The accounts receivable also were valuable for the Producers and others that dealt with SemGroup, The Producers’ security interests could have extended to SemGroup’s accounts receivable created by J. Aron and BP’s purchases, See U.C.C. § 9-315(a)(2) ("a security interest attaches to any identifiable proceeds of collateral"); U.C.C. § 9-102(a)(64) (defining "proceeds" to include “(A) whatever is acquired upon the sale, lease, license, exchange, or other disposition of collateral; (B) whatever is collected on, or distributed on account of, collateral...."). But the Producers do not assert their security interests in SemGroup’s accounts receivable, likely because their interests could have been subordinated to J. Aron and BP’s setoff rights. See U.C.C, § 9-404; see also 504 B.R, at 52. The Producers could have contracted with SemGroup to ensure that these accounts would not be used as collateral for SemGroup’s options trading business, but they did not.

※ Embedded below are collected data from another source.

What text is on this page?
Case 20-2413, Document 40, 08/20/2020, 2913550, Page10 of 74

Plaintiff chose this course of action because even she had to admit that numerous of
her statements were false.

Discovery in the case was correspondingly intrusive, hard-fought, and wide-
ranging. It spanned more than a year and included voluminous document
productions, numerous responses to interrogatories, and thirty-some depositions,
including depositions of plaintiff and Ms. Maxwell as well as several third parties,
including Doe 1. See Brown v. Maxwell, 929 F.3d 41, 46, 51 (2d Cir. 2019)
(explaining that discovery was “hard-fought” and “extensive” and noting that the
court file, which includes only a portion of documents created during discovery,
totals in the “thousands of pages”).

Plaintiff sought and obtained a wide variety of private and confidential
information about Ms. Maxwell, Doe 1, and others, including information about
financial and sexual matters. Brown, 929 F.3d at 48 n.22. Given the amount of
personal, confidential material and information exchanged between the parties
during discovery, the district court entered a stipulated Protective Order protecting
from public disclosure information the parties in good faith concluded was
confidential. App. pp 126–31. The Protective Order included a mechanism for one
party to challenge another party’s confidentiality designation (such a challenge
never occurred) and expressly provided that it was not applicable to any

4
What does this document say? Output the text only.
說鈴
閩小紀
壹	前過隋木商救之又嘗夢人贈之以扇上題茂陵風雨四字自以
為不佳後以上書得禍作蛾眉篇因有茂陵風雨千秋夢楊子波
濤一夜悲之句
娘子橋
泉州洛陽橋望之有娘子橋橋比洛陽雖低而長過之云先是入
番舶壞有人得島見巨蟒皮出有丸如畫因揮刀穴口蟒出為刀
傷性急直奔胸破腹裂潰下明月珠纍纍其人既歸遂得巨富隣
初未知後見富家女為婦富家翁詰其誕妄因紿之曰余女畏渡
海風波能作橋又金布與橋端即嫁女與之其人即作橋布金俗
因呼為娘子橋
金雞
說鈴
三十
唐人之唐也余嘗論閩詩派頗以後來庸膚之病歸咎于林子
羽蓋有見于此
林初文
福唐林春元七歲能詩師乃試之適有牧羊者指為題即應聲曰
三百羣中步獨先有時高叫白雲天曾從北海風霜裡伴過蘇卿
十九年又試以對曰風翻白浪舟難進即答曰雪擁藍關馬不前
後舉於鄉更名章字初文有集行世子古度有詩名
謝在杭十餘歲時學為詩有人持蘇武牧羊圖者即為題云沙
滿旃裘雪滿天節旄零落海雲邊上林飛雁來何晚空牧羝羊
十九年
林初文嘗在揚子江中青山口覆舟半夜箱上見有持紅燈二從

. In light of this ruling, we need not reach the District and Bankruptcy Court's determination in the alternative that J. Aron and BP took the oil free of the security interests as buyers in the ordinary course. See U.C.C. § 9-320(a) ("[A] buyer in ordinary course of business ... takes free of a security interest created by the buyer's seller, even if the security interest is perfected and the buyer knows of its existence.”); see also U.C.C. § l-201(b)(9) (the seller must be "in the business of selling goods of that kind”). BP purchased oil from SemCrude, and it is undisputed that Sem-Crude was in the business of buying and selling oil and that it created the security interests when it purchased the oil from the Producers on credit. After the Bankruptcy Court recommended summary judgment, however, the Producers belatedly argued that J. Aron cannot avail itself of this defense because it purchased oil from SemCrude’s parent, SemGroup. Because the Bankruptcy and District Courts did not have the full opportunity to reach this issue, it is not clear to us whether SemGroup (the parent) was in the business of selling oil or whether it was involved in creating the security interests. Accordingly, out of an abundance of caution, we do not reach this issue.
. There is a sound argument that the Oklahoma Producers waived their PRSA trust arguments by expressly disclaiming them in the District Court, Nevertheless, in light of the importance of the legal questions at stake, we exercise our discretion to consider the issue despite the waiver. Issa v. Sch. Dist. of Lancaster, 847 F.3d 121, 139 n.8 (3d Cir. 2017).